Adult salmon and steelhead returning to spawn get bottled up at the fish ladders over Bonneville, located east of Portland, Ore. California sea lions, which are federally protected as marine mammals, but not as threatened or endangered species, swim about 145 miles upriver to the dam to feed on the fish in the spring.

Since 2008, 28 sea lions have been killed and 10 placed in institutions under similar salmon-protection programs overseen by the Fisheries Service.

The limits imposed by the judge should not pose a problem, Sall said. The department did not anticipate killing more than 30 animals in any one year. Over the past four years, only 41 have been trapped and killed or sent to a zoo or aquarium. The current authorization from the National Oceanic and Atmospheric Administration's Fisheries Service is good for four years.

The Humane Society lawsuit contends that the Fisheries Service erred when it decided that sea lions eating up to 4.2 percent of the fish passing over the dam amounted to a significant obstacle to the restoration of endangered salmon, when fishermen are allowed to take up to 17 percent. It adds that killing sea lions will have no effect on restoring salmon, which face a greater threat from fishermen and predation by walleye and bass introduced into the river for sport fishermen to catch.
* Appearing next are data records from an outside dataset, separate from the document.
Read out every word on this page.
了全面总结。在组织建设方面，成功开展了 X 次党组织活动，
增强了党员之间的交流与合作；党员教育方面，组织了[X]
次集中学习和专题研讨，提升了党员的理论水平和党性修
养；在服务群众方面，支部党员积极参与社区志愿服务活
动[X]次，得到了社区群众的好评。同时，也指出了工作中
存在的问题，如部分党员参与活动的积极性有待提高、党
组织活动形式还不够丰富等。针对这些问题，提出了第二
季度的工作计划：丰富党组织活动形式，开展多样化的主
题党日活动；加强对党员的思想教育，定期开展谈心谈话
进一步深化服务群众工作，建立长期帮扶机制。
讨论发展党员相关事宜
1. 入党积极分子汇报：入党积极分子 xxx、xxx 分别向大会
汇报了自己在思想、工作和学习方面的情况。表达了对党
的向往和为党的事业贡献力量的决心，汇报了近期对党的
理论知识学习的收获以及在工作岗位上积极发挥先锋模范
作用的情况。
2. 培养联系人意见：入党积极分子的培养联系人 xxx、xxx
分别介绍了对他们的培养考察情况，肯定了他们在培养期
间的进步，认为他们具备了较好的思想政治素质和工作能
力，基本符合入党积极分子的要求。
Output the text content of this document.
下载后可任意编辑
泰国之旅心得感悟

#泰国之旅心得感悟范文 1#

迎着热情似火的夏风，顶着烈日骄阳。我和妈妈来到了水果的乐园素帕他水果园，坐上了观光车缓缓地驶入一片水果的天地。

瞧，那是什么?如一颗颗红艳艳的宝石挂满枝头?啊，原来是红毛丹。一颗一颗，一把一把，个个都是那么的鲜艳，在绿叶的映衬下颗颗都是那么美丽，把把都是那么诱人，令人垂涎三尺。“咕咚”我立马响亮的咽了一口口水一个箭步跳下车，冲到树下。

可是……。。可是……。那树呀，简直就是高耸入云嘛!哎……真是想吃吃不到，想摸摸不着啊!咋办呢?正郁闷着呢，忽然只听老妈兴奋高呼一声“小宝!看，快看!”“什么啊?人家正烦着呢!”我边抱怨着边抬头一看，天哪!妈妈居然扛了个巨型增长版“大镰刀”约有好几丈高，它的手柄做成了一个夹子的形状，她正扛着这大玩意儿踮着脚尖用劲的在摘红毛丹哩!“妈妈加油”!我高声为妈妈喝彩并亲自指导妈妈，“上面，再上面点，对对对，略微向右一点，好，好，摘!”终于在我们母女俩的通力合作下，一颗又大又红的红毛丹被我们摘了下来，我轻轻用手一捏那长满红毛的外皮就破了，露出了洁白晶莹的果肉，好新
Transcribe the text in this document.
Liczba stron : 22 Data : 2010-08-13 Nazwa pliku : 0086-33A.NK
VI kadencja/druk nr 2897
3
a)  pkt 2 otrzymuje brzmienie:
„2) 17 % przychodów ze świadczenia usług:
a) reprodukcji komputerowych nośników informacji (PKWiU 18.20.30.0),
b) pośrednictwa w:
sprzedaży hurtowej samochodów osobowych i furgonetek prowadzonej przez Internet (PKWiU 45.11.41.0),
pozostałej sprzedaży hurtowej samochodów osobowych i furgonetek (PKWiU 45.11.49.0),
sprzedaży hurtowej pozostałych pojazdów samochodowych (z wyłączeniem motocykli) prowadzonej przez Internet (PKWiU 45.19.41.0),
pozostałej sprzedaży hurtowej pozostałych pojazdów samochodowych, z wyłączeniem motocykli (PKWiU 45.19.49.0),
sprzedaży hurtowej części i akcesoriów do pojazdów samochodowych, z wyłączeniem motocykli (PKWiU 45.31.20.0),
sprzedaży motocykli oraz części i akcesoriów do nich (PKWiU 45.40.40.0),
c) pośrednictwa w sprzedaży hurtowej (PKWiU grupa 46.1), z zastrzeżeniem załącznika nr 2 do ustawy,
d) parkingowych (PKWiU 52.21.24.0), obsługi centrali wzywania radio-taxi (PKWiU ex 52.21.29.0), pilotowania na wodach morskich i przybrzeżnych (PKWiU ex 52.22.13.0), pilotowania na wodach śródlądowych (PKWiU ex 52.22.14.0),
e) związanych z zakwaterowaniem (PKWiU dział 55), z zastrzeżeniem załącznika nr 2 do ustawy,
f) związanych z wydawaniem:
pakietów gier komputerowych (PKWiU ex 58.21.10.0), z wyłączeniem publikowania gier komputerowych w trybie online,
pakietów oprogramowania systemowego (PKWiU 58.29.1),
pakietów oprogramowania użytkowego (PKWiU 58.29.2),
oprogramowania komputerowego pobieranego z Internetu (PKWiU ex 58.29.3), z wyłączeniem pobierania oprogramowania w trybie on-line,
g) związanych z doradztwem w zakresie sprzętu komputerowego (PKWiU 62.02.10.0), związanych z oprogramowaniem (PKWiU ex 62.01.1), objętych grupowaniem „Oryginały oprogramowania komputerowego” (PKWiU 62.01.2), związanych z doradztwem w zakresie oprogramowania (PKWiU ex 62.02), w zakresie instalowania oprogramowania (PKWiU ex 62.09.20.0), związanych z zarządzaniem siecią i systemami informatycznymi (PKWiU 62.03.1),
The department, a co-defendant in the case, counters that while sea lions kill some protected salmon, fishermen are only allowed to kill hatchery-bred fish. The department says it is able to estimate how many wild fish die after being released, and to shut down the season if necessary.

Salmon returns to the Columbia Basin in Oregon, Washington, Idaho and Montana have declined steadily from harm caused by dams, logging, agriculture and urban development since settlement of the region began in the 1840s. Only a small percentage of the fish are wild, with the great majority produced in hatcheries. There are 14 different types of wild salmon and steelhead in the Columbia Basin protected by the Endangered Species Act.

The Associated Press and Reuters contributed to this report.